Please join the Division in congratulating Dr Tom Carlson on being promoted to Senior Lecturer in the Senior Academic, Research and Teaching Fellow Promotion 2016-17. Tom's promotion is effective 1st October 2017.
Dr Tom Carlson
Dr Tom Carlson joined UCL as a Lecturer in 2013. He completed both his MEng in
Electronics (2006) and his PhD in Intelligent Robotics (2010) at Imperial College London. He then spent 3.5 years working as a postdoctoral research associate in the CNBI lab, Centre for Neuroprosthetics, EPFL, Switzerland. At UCL, Tom is based in Aspire Create – the Centre for Rehabilitation Engineering and Assistive Technology on the RNOH/Stanmore campus, where he is Educational Lead and also Director of the Centre’s new MSc programme.
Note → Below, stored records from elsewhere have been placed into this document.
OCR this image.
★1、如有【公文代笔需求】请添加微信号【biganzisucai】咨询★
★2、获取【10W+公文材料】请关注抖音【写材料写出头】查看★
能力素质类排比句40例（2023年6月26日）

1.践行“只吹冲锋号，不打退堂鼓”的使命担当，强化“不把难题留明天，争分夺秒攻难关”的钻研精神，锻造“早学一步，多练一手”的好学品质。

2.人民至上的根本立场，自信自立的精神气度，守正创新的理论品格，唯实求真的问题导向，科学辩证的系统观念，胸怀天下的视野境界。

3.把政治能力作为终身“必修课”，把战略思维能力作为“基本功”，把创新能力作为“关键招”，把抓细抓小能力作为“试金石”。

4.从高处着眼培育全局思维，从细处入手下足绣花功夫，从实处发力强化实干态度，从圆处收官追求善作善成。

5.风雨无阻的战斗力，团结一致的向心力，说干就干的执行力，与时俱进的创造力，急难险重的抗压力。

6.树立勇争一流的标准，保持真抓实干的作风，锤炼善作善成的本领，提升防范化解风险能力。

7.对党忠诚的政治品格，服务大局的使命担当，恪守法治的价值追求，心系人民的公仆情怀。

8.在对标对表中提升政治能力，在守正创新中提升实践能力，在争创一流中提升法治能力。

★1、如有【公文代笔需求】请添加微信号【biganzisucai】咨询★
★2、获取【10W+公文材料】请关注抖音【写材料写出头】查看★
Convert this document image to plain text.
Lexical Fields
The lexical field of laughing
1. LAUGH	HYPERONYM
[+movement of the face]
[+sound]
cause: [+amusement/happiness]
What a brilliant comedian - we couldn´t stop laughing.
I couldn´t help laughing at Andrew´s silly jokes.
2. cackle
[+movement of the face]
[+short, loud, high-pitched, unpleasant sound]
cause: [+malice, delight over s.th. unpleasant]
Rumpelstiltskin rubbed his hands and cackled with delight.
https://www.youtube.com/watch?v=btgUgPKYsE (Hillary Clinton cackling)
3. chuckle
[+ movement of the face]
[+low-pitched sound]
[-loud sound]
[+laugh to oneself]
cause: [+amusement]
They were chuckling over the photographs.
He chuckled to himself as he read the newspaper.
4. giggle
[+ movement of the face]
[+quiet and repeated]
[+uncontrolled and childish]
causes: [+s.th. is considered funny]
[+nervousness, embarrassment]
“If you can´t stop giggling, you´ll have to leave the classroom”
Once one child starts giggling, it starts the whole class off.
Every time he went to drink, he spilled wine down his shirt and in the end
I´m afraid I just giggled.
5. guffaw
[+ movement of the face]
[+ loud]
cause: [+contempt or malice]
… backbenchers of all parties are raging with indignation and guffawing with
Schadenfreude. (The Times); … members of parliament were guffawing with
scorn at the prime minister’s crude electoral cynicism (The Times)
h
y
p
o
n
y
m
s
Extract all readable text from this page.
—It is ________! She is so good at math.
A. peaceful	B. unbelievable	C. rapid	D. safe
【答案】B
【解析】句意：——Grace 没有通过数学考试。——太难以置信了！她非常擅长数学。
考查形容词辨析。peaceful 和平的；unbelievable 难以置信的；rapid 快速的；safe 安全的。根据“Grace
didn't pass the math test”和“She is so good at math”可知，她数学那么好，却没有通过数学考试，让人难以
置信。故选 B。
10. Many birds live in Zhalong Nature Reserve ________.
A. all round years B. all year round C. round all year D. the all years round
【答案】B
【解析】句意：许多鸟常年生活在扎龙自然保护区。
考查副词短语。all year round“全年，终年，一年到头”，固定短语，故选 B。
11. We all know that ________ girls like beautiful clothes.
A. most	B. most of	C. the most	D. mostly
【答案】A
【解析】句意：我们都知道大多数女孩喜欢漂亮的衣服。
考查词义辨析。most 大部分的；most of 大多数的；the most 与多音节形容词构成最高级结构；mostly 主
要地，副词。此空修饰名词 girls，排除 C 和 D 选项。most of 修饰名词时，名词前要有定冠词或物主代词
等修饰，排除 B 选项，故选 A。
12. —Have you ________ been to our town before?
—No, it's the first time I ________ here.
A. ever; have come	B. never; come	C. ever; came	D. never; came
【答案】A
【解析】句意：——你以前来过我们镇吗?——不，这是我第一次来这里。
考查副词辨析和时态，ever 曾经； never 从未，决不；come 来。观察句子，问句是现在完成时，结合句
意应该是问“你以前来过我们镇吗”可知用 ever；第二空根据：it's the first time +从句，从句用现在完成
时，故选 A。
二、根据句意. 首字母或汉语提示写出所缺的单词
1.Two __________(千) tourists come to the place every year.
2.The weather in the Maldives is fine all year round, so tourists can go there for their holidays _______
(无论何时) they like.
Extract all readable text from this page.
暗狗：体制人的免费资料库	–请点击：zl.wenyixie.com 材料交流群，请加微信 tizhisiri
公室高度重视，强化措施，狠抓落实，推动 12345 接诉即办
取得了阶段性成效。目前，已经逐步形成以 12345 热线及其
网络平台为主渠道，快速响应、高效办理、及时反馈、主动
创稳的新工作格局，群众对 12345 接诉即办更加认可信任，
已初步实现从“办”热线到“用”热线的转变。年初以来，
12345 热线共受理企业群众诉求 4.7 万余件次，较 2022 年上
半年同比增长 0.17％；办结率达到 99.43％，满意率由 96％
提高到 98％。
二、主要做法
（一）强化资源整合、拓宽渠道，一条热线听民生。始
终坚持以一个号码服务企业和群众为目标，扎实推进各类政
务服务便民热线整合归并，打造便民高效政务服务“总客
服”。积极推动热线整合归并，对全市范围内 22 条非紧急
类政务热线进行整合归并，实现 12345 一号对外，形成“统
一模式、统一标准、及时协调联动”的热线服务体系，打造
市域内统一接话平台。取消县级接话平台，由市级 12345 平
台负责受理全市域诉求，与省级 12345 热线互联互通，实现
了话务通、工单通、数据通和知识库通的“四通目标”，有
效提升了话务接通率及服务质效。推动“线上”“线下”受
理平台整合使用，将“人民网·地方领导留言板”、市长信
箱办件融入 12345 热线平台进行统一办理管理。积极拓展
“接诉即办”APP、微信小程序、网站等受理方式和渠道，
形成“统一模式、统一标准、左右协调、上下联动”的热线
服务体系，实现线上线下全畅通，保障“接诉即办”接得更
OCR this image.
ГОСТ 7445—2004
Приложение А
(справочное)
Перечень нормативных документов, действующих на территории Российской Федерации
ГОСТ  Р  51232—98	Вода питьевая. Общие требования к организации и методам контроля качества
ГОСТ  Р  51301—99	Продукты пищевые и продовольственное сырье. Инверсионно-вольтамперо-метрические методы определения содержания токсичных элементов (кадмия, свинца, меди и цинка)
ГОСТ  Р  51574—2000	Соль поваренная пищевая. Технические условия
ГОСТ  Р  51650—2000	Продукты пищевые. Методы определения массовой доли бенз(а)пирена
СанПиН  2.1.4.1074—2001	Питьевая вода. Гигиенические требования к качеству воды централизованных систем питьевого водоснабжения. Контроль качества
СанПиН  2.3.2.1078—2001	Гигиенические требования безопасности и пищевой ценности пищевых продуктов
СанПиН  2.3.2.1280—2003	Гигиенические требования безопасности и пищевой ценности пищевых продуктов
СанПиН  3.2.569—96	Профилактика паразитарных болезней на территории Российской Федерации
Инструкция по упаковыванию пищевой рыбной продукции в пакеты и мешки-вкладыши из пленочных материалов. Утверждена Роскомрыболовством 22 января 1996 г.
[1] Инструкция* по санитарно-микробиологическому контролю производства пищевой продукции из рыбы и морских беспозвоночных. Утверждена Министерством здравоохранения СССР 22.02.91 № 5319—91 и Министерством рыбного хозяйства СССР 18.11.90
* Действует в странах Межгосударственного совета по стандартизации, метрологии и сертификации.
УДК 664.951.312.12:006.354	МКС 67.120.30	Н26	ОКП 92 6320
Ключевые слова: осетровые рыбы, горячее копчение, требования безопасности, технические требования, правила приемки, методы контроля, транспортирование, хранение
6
Tom’s research focus is on the user-centred design of assistive robotic technologies for people with spinal cord injuries. He is particularly interested human-robot interaction and is developing shared control techniques for wheelchairs, robotic exoskeletons and brain-machine interfaces. He has been involved in several large projects, including the Swiss NCCR Robotics and the EU FP7 project TOBI : Tools for Brain-Computer Interaction, which was rated at the highest level, "excellent progress", in the final project review. He currently has a number of funded projects, including: “ADAPT: Assistive Devices for empowering disAbled People through robotic Technologies” (EU INTERREG); “Shared Control for Wheelchair Interfaces” (SLMS GC); “WESkid: Wheelchair Early Skills Development” (CONACYT/IBME); and “RESPONSS: Rehabilitation Technologies Supporting Clinical and Self-management of Spasticity” (Leslie Trust).
He is an active member of the IEEE Systems Man and Cybernetics society and co-founded the IEEE SMC Technical Committee on Shared Control in 2012, which he co-chaired until 2015, when it won the most active TC award. Together with Dr Marie Babel (Irisa, Rennes, France), Tom co-directs the INRIA associated team “ISI4NAVE”, which investigates “Innovative sensors and adapted interfaces for assistive navigation and pathology evaluation”. Since 2016, he is also a visiting professor at LAMIH, Université de Valenciennes et du Hainaut–Cambrésis, France.